Termite colonies have been found to thrive and reproduce without males, new research from the University of Sydney reveals.
The findings provide new evidence that males aren't required to maintain some advanced animal populations. They add momentum to questions about the impact and function of males in animal societies.
It is well known that many hymenopteran insect species -- which include bees and ants -- are essentially all-female societies. But termites are from a different insect order and typically contain male and female reproductives and workers.
Population analysis by a team of researchers -- including Professor Nathan Lo and postdoctoral researcher Dr Toshihisa Yoshiro from the University's School of Life and Environmental Sciences -- has for the first time identified termite colonies that completely lack males.
Findings published in BMC Biology today showed six of 10 termite populations scrutinized by the researchers in Japan were entirely comprised of asexual females. Aside from a lack of males, the colonies' queens contained no sperm in their sperm storage organs and their eggs remained unfertilised. Furthermore, there was no significant difference in the hatching rate of these unfertilised eggs and that of fertilised eggs among mixed-sex termite populations.
All the populations studied were of the Glyptotermes nakajimai species based in Japan. This species typically inhabits forest areas and is not considered a pest.
"These results demonstrate males are not essential for the maintenance of animal societies in which they previously played an active social role," said Professor Lo.
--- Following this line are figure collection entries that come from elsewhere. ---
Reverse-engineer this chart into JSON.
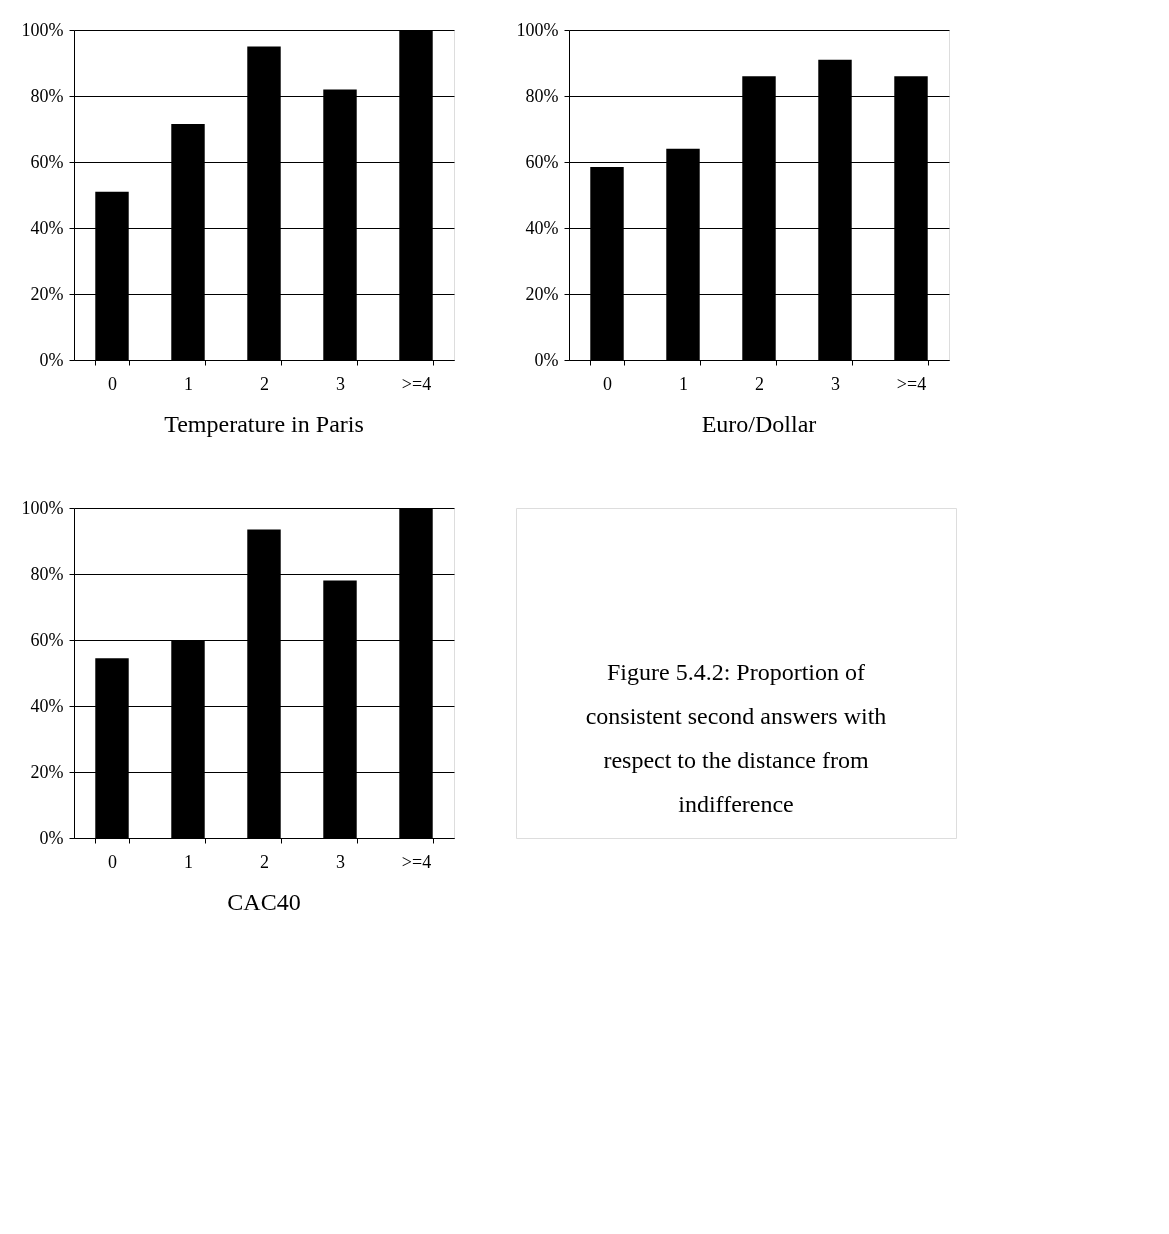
{
  "chart_data": [
    {
      "type": "bar",
      "title": "Temperature in Paris",
      "categories": [
        "0",
        "1",
        "2",
        "3",
        ">=4"
      ],
      "values": [
        51,
        71.5,
        95,
        82,
        100
      ],
      "color": "#000000",
      "ylim": [
        0,
        100
      ],
      "yticks": [
        {
          "value": 0,
          "label": "0%"
        },
        {
          "value": 20,
          "label": "20%"
        },
        {
          "value": 40,
          "label": "40%"
        },
        {
          "value": 60,
          "label": "60%"
        },
        {
          "value": 80,
          "label": "80%"
        },
        {
          "value": 100,
          "label": "100%"
        }
      ],
      "grid": "y"
    },
    {
      "type": "bar",
      "title": "Euro/Dollar",
      "categories": [
        "0",
        "1",
        "2",
        "3",
        ">=4"
      ],
      "values": [
        58.5,
        64,
        86,
        91,
        86
      ],
      "color": "#000000",
      "ylim": [
        0,
        100
      ],
      "yticks": [
        {
          "value": 0,
          "label": "0%"
        },
        {
          "value": 20,
          "label": "20%"
        },
        {
          "value": 40,
          "label": "40%"
        },
        {
          "value": 60,
          "label": "60%"
        },
        {
          "value": 80,
          "label": "80%"
        },
        {
          "value": 100,
          "label": "100%"
        }
      ],
      "grid": "y"
    },
    {
      "type": "bar",
      "title": "CAC40",
      "categories": [
        "0",
        "1",
        "2",
        "3",
        ">=4"
      ],
      "values": [
        54.5,
        60,
        93.5,
        78,
        100
      ],
      "color": "#000000",
      "ylim": [
        0,
        100
      ],
      "yticks": [
        {
          "value": 0,
          "label": "0%"
        },
        {
          "value": 20,
          "label": "20%"
        },
        {
          "value": 40,
          "label": "40%"
        },
        {
          "value": 60,
          "label": "60%"
        },
        {
          "value": 80,
          "label": "80%"
        },
        {
          "value": 100,
          "label": "100%"
        }
      ],
      "grid": "y"
    },
    {
      "type": "other",
      "annotations": [
        "Figure 5.4.2: Proportion of consistent second answers with respect to the distance from indifference"
      ]
    }
  ]
}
The occasional development of unfertilised eggs in mixed-sex colonies suggests asexual female populations may have evolved from their mixed-sex counterparts.
Professor Lo says asexual reproduction could allow termites to successfully adapt to a range of new environments.
"All else being equal, asexual populations grow at twice the rate of sexual populations because only females are required to reproduce. This increased growth rate of colonies makes it easier for populations to entrench themselves in new environments."
While it is possible some of the 276 termite species in Australia, among the most primitive and ecologically diverse in the world, reproduce asexually further research is required to determine this, Dr Yashiro said.